Klasik hayırseverliğin genellikle münferit vakaları merceğine alan, tek seferlik ayni yahut nakdi yardımları içeren ve sonuç odaklı olmayan bireysel yardımlaşmadan, vakıf, dernek vb. tüzel kişilikler altında kapsamlı ve sistematik olarak yürütülen yardımlaşmaya kadar pek çok çeşidi vardır. Sivil toplum kuruluşları çatısı altında yürütülen sistematik yardım faaliyetlerinin doğal afet yardımları, hak savunuculuğu, eğitim, sağlık gibi alanlardan birinin seçilerek yürütülmesi sık karşılaşılan bir yöntemdir. Bu yönüyle en kapsamlı ve sistematik olarak faaliyetlerini sürdüren klasik hayırseverlik kurumlarının dahi çoğunlukla sonuç odaklı değil, alan odaklı olarak hizmet verdiği görülüyor.

FARKLI BİR HALKLA İLİŞKİLER FAALİYETİ

Sonuç odaklı ve belli bir toplumsal kurguyu ortaya çıkarmak için çalışan filantropistlerin ise çoğunlukla uluslararası şirketlerden, büyük ulusal şirketlerden yahut büyük kişisel servet sahibi ve kamuoyu tarafından maruf isimlerden çıktığı görülür. Şirketlerin çalışma alanlarına göre seçilmiş, şirketin gelecekte ihtiyaç duyacağı türde insanların yetiştirilmesine hizmet edecek yahut şirketin içinde gelişerek var olmaya devam edeceği bir toplumun yaratılması amacına dönük yardım faaliyetleri göze çarpar.

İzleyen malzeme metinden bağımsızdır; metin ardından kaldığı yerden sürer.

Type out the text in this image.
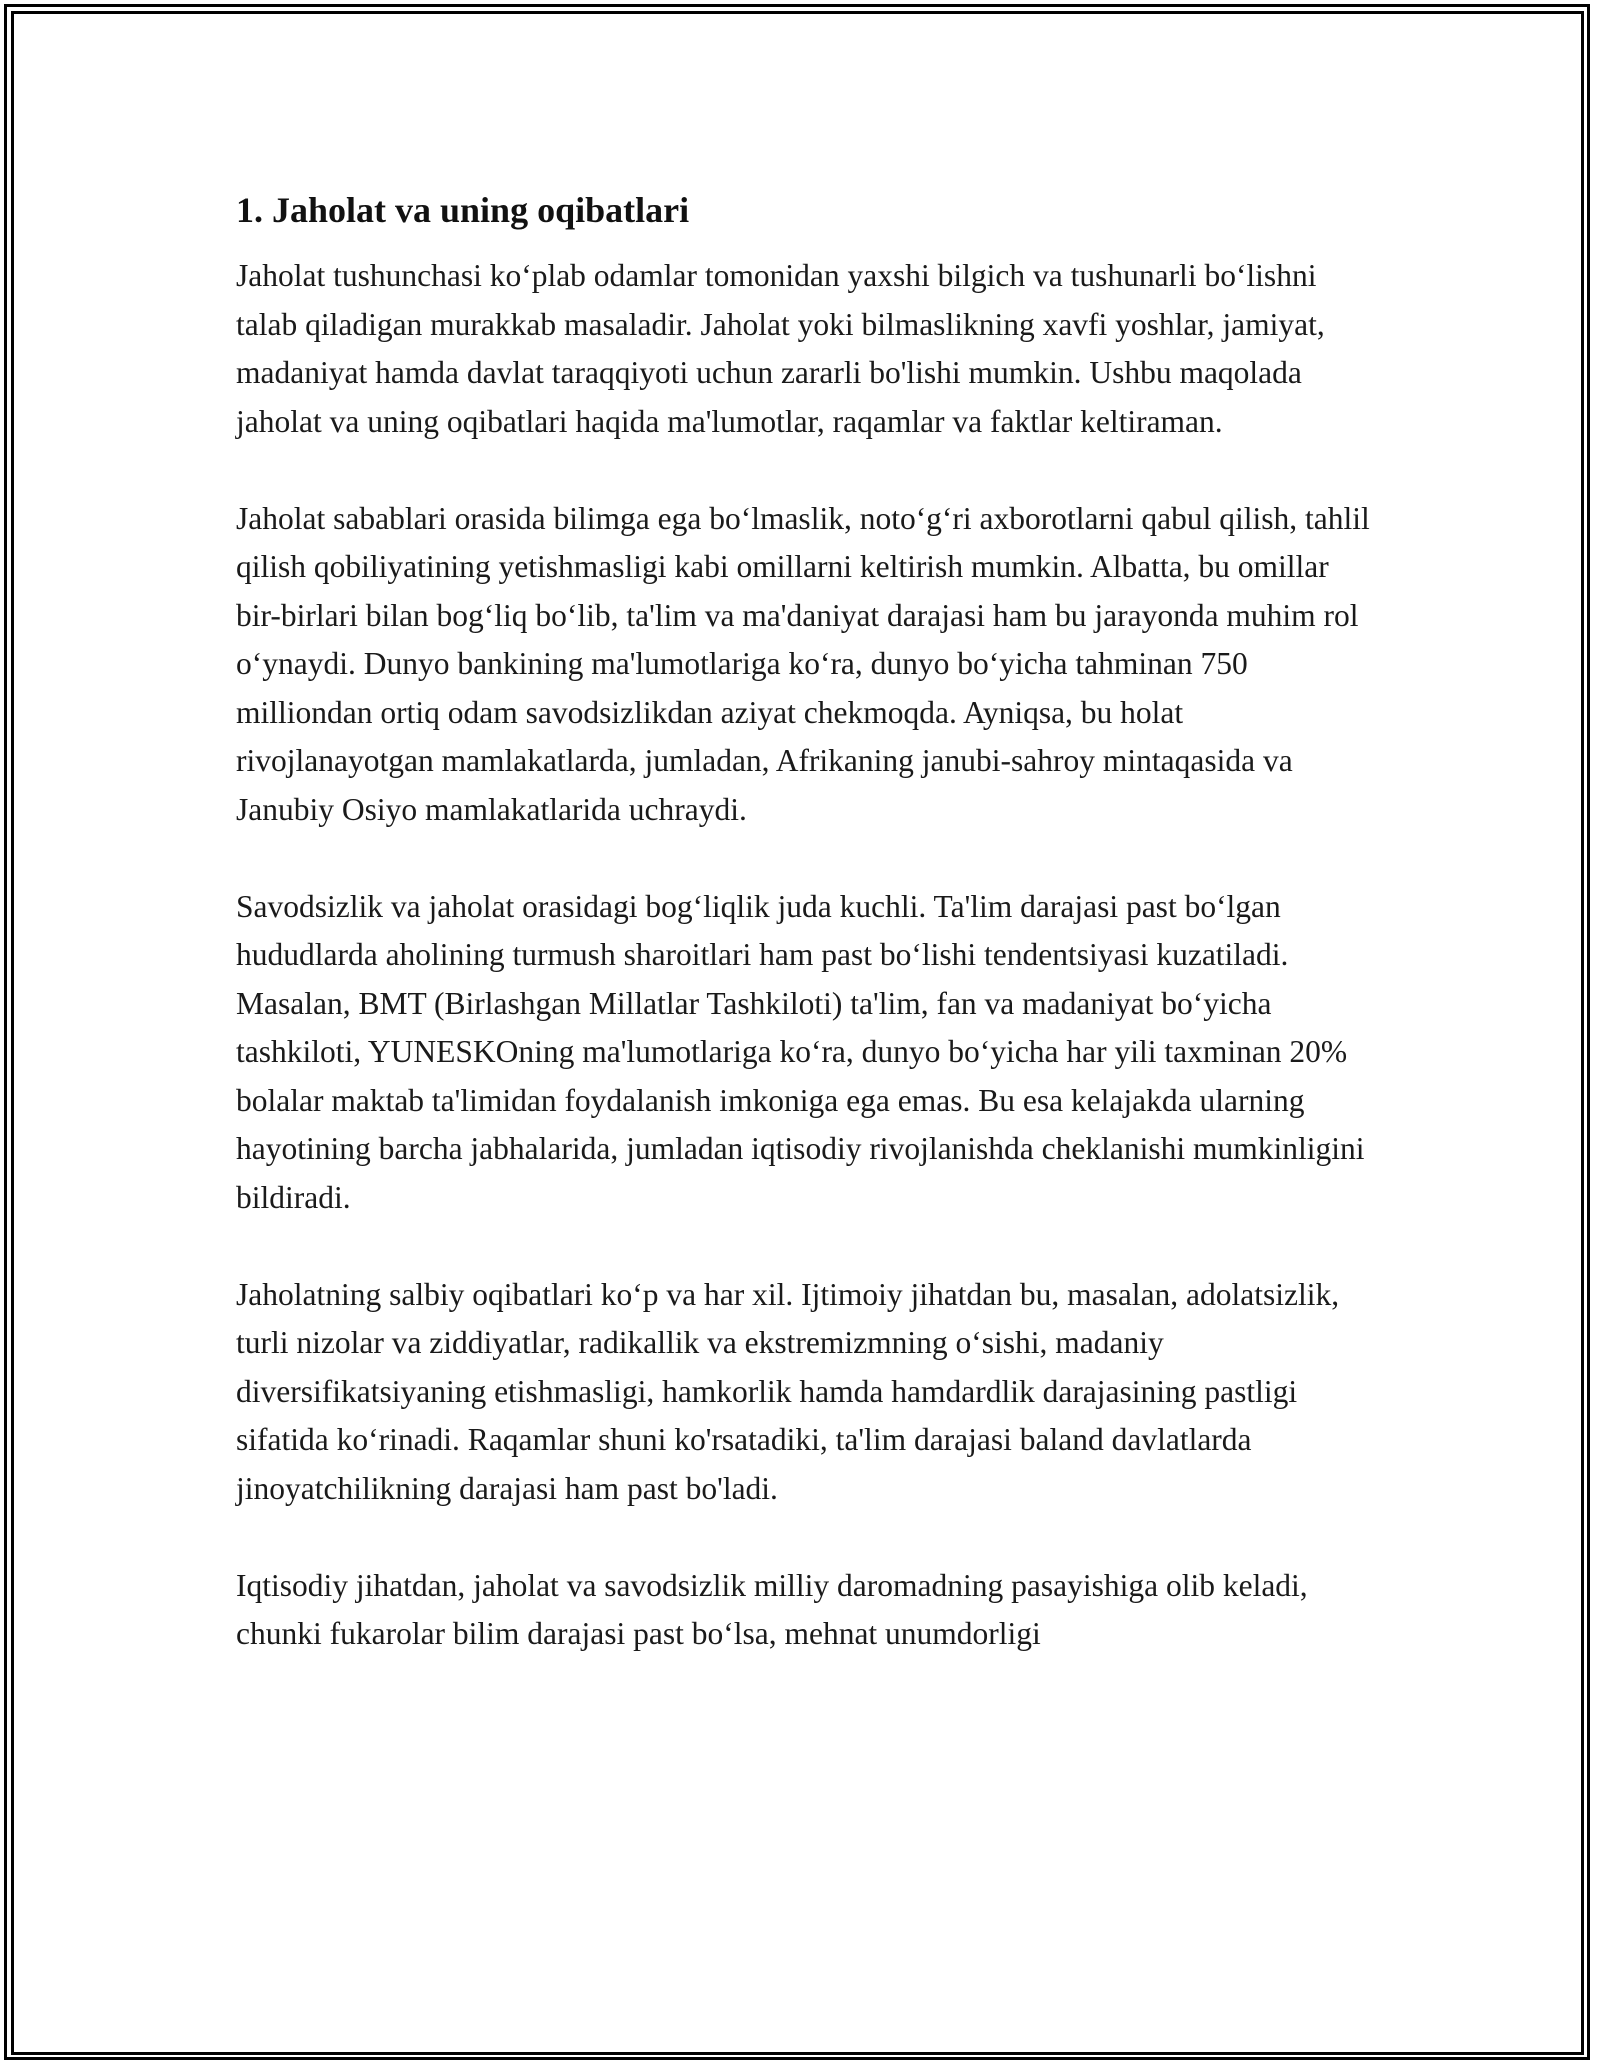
1. Jaholat va uning oqibatlari

Jaholat tushunchasi ko‘plab odamlar tomonidan yaxshi bilgich va tushunarli bo‘lishni talab qiladigan murakkab masaladir. Jaholat yoki bilmaslikning xavfi yoshlar, jamiyat, madaniyat hamda davlat taraqqiyoti uchun zararli bo'lishi mumkin. Ushbu maqolada jaholat va uning oqibatlari haqida ma'lumotlar, raqamlar va faktlar keltiraman.

Jaholat sabablari orasida bilimga ega bo‘lmaslik, noto‘g‘ri axborotlarni qabul qilish, tahlil qilish qobiliyatining yetishmasligi kabi omillarni keltirish mumkin. Albatta, bu omillar bir-birlari bilan bog‘liq bo‘lib, ta'lim va ma'daniyat darajasi ham bu jarayonda muhim rol o‘ynaydi. Dunyo bankining ma'lumotlariga ko‘ra, dunyo bo‘yicha tahminan 750 milliondan ortiq odam savodsizlikdan aziyat chekmoqda. Ayniqsa, bu holat rivojlanayotgan mamlakatlarda, jumladan, Afrikaning janubi-sahroy mintaqasida va Janubiy Osiyo mamlakatlarida uchraydi.

Savodsizlik va jaholat orasidagi bog‘liqlik juda kuchli. Ta'lim darajasi past bo‘lgan hududlarda aholining turmush sharoitlari ham past bo‘lishi tendentsiyasi kuzatiladi. Masalan, BMT (Birlashgan Millatlar Tashkiloti) ta'lim, fan va madaniyat bo‘yicha tashkiloti, YUNESKOning ma'lumotlariga ko‘ra, dunyo bo‘yicha har yili taxminan 20% bolalar maktab ta'limidan foydalanish imkoniga ega emas. Bu esa kelajakda ularning hayotining barcha jabhalarida, jumladan iqtisodiy rivojlanishda cheklanishi mumkinligini bildiradi.

Jaholatning salbiy oqibatlari ko‘p va har xil. Ijtimoiy jihatdan bu, masalan, adolatsizlik, turli nizolar va ziddiyatlar, radikallik va ekstremizmning o‘sishi, madaniy diversifikatsiyaning etishmasligi, hamkorlik hamda hamdardlik darajasining pastligi sifatida ko‘rinadi. Raqamlar shuni ko'rsatadiki, ta'lim darajasi baland davlatlarda jinoyatchilikning darajasi ham past bo'ladi.

Iqtisodiy jihatdan, jaholat va savodsizlik milliy daromadning pasayishiga olib keladi, chunki fukarolar bilim darajasi past bo‘lsa, mehnat unumdorligi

Bireysel filantropide de benzer şekilde yardım sahibinin dünya görüşü ve hayal ettiği toplum kurgusuna uygun yardım faaliyetleri ön plana çıkar. Güçlü şirketler ve büyük kişisel servete sahip kişiler için filantropinin çok dikkat çekmeyen en önemli yönlerinden biri de başarılı ve toplumda karşılık bulan bir halkla ilişkiler faaliyeti olmasıdır. Şirketlerin ve kişilerin itibar yönetimleri için filantropinin hatırı sayılır katkıları vardır ve son yılların en sonuç getiren reklamcılık faaliyetlerinin başında bu türden çalışmalar yer alıyor.

ÜLKEMİZDE FİLANTROPİ

Filantropi ülkemizde de giderek daha fazla duymaya başladığımız ancak klasik hayırseverlikten ayrıştırmakta zorluk yaşanan bir kavram. Tıpkı bir dönem sivil toplum tartışmalarını, bizde sivil toplum var mı yok mu düzeyine indirgediğimiz gibi filantropiyi de benzer bir çerçeve içinden anlamaya çalışıyoruz. Oysa filantropi içinde bulunduğumuz şartların ve üretim ilişkilerinin bir sonucu olarak ortaya çıkmış, toplumsal faydayı esas alan, şirketlerin ve kişilerin itibar yönetimleri için araçsallaştırılan bir diğerkamlık türü. Sonuç odaklı ve stratejik olması nedeniyle hızlı ve etkin toplumsal fayda üretmesi fİlantropinin en önemli artısı. Öte yandan muhtaçlardan ziyade yardım yapanın gündemine endeksli olduğu için ve klasik hayırseverliğin kapsamına ulaşamadığı için klasik hayırseverliğin ancak bir alt şubesi olarak görülebilecek bir diğerkamlık türü. Ülkemizde de pek çok şirketin ve kişinin filantropiye giderek daha fazla kaynak aktarması, insan yaşamının devamı ve gelişimi için vazgeçilmez bir özellik olan hayırseverliğin güçlenerek büyümesi  açısından olumlu bir gelişme olarak dikkat çekiyor.